Random-classification method was used for sampling (Hirzel and Guisan,2002). For this purpose, after separating the boundaries of the types and determining the representative areas in the sampling sites, the characteristics of surface cover including the percentage of total species cover and the percentage of Ferula gummosa cover, determining the number of plant species including the density of total plant species and The load density in each plot was done by recording the position of the plots. For sampling, the vegetation of the region was collected during the months of May to early July 2017 (during the growing season). A total of 7 plant types were identified in the study area. In each type, 10 plots of 2 × 2 m2 were established and a total of 70 plots of vegetation were sampled. In each plot, the percentage of canopy cover of all species and the percentage of canopy cover of Ferula gummosa, percentage of rocks and pebbles, bare soil and litter amount, determining the number of plant species including total plant species density and Barijeh density by recording the location of plots. In each plant type, 3 soil samples were randomly collected in the vicinity of the plot from a depth of 0-30 cm and a total of 21 soil samples. The basis of the analysis used in this part of the research is actually the use of the generalized GAM additive model. The 10-fold validation calculation is performed in the caret package (Artensen et al., 2010). This model was implemented in R 2.9.2 software and GRASP package.

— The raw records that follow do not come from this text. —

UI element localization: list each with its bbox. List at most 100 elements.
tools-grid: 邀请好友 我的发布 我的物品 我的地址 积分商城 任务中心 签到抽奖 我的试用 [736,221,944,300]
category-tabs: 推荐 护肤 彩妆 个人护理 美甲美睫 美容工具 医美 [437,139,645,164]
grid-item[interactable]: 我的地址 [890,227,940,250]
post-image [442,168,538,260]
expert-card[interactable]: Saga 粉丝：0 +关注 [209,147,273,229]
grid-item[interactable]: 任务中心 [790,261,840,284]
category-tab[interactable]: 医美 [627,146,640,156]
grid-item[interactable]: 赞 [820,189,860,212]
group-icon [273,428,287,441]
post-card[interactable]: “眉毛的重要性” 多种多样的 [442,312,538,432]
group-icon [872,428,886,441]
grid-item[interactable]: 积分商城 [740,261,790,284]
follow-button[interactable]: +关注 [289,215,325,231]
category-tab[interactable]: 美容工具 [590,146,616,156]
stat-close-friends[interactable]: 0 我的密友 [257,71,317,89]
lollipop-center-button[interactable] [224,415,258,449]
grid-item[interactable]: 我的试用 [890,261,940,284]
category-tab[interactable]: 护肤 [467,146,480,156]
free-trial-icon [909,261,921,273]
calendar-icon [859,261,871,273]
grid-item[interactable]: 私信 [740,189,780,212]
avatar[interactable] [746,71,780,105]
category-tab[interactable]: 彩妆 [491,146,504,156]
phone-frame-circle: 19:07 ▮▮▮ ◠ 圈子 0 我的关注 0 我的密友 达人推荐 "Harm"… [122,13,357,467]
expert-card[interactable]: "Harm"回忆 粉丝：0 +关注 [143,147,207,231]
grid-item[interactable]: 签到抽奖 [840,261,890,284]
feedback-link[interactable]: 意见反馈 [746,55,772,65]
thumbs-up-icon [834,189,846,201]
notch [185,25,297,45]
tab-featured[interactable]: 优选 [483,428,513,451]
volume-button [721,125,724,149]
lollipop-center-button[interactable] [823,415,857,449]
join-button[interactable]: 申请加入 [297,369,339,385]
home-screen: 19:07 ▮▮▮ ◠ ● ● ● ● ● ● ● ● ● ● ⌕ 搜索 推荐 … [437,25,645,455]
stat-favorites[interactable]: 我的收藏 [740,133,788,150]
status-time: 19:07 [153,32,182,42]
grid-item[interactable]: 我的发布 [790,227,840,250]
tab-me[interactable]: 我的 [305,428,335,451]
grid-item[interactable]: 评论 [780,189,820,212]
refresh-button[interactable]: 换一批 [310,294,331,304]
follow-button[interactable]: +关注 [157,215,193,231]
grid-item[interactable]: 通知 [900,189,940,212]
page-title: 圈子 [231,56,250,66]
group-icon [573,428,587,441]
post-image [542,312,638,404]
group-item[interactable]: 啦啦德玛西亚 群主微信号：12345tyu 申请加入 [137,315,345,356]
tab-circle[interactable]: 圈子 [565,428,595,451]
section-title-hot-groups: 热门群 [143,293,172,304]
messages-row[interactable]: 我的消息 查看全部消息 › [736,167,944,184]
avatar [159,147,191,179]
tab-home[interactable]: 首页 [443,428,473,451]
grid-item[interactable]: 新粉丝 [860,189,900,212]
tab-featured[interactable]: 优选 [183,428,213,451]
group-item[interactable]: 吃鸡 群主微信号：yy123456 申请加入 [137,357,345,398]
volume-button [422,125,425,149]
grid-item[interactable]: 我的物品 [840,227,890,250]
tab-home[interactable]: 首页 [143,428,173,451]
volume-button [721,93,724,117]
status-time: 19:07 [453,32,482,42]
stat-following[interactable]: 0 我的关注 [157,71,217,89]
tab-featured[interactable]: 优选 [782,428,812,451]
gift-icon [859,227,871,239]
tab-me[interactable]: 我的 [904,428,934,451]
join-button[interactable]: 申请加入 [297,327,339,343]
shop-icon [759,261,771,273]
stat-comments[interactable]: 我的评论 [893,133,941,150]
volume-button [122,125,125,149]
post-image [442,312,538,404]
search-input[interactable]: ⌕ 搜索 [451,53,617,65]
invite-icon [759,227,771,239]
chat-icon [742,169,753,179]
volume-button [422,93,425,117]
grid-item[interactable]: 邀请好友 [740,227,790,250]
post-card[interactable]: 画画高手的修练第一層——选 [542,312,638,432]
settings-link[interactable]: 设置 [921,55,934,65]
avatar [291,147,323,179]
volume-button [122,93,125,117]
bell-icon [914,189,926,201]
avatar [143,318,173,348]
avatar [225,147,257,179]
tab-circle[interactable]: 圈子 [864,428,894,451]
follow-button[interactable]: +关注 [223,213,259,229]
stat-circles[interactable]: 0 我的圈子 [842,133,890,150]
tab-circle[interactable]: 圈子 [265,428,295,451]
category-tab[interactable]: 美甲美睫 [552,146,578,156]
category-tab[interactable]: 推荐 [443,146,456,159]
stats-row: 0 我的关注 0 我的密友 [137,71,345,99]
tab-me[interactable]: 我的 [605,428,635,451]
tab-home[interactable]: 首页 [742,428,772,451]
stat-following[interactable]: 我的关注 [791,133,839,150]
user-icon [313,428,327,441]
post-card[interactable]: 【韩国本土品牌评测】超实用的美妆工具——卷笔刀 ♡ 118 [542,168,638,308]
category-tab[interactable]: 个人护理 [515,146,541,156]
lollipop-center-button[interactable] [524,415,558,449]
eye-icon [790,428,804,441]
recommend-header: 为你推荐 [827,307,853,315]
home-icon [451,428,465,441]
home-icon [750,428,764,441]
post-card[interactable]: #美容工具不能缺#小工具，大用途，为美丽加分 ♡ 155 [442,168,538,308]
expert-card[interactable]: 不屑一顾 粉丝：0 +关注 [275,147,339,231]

Results of evaluation of affecting factors on the distribution of Ferula gummosa Boiss. Using GAM model and the error matrix showed that the prediction of model had a kappa coefficient of 0.49 and good agreement with the area under the plot curve (AUC) method with value of 0.72 that is acceptable. In this study, using the minimum distance algorithm, was prepared map of the potential habitat of Ferula gummosa Boiss. with a spatial resolution of 90 meters. According to the Boyce index, 4 classes were identified for classification of potential habitat map. According to the results, the maximum and minimum areas of habitat were 3078.6 and 581.4 hectares, respectively. So that 8.7% of the total study area had excellent proportion and 37.9% was suitable for the potential habitat of the mentioned species.
Changes in chemical and physical properties of soil are the most important factors affecting the frequency and vegetation changes, which is consistent with the findings. In this study, the distribution of Ferula gummosa plant and the preparation of a map of potential habitats for only one customary system at the level of 6852 hectares were investigated. Since one of the goals of modeling is to study ecological hypotheses, it is suggested that in future studies, while examining ecological nests and determining the potential habitats of species associated with Ferula gummosa, the extent of their habitat overlap with this species should be determined. Using a secure database removes many of the initial barriers to modeling research. Therefore, it is suggested that raw data be collected and made available by creating a database so that these studies can be carried out both locally and on a large scale.